# Best cooking app?



## Josh (Apr 28, 2011)

For those of us who aren't pro Chefs, good recipes usually turns into good food. The forum database of recipes is starting to grow, but I'd thought I'd ask... anyone out there have a fav. cooking app?


----------



## MadMel (Apr 28, 2011)

Erm, the local library/bookstore lol. You get more choices of cuisines and better understanding of what you are gonna cook from a good cook book rather then an app on your phone.


----------



## SpikeC (Apr 29, 2011)

I have an iPad coming for my BD, and I plan on using it in the kitchen for reference. I think that you can fit a lot of cookbooks into one of these things, and I would also be interested in an app that was food/cooking related.


----------



## heirkb (Apr 29, 2011)

Maybe Saveur.com or CooksIllustrated.com could be useful on an iPad, since you have a decent sized screen. I don't think Saveur requires any sort of subscription.


----------



## SpikeC (Apr 29, 2011)

After 2 seconds of searching, this came up:

Epicurious
&#8220;This app from award-winning food site Epicurious.com includes over 28,000 delicious, professionally tested recipes from renowned magazines such as Bon Appétit and Gourmet, popular cookbooks, top chefs, and leading restaurants.&#8221;

And it's free!


----------



## WildBoar (Apr 29, 2011)

SpikeC said:


> After 2 seconds of searching, this came up:
> 
> Epicurious
> &#8220;This app from award-winning food site Epicurious.com includes over 28,000 delicious, professionally tested recipes from renowned magazines such as Bon Appétit and Gourmet, popular cookbooks, top chefs, and leading restaurants.&#8221;
> ...


x2 -- my wife has this on her iPhone. But at the end of the day it's just a recipe search and storage...


----------



## rahimlee54 (Apr 29, 2011)

We use Epicurious app on the ipad in the kitchen it is pretty good. It is owned by the people that make Bon Appetit magazine, so you get those recipes and some others. There is another one called big oven but it costs and I am to cheap to try it out.


----------



## mr drinky (Apr 29, 2011)

I just bought an iPad and so far the cooking apps don't impress me that much, though Bittman's "How to Cook Everything" is my favorite. For instance, you can navigate to butter sauces and get recipes for the usual suspects. I think this app is still in the iPhone format though, but it is compatible for iPad -- just smaller. 

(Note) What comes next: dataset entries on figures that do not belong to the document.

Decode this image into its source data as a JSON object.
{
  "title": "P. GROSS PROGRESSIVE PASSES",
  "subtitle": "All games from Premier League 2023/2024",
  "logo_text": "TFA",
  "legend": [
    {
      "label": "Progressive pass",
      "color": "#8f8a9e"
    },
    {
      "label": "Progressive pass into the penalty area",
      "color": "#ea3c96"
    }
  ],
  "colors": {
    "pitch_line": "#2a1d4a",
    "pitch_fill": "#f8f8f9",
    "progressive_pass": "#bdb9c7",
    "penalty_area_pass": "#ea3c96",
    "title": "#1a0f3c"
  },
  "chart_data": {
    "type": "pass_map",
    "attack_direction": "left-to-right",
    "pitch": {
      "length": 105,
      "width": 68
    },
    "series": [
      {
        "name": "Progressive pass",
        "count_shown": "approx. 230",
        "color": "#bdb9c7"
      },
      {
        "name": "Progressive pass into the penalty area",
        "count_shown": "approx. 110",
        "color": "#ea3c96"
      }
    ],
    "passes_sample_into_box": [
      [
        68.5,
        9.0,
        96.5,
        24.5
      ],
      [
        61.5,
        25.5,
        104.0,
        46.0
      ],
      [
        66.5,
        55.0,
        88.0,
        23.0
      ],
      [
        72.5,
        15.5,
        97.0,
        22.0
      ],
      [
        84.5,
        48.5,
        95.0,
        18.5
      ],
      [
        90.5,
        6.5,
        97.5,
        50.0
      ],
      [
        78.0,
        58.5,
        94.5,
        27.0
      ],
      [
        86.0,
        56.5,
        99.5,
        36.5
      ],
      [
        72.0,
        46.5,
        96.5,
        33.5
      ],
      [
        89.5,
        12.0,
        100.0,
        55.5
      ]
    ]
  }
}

I'm not one for storing and rating recipes, so even though (Epi) Epicurious is slick and gets high marks, it isn't for me. With that said, the control panel searches on Epi work pretty well. Also Jamie Oliver has an app, but the recipes seem pretty limited. There is also All Recipes, which is growing fast that is probably worth a try. But the one app I am going to try is La Cucina Italiana. Again, it is only in iPhone format right now, and the iPad versions are only in Italian, but I think I would find their archive of Italian dishes useful to browse.

In the end, when I use a computer/iPad I usually just go to a search engine and perform my own search for recipe inspiration, adapt it, and then bookmark the recipe if it is worth it. I find Google/Bing searches to be more useful than most apps at this point.

k.


----------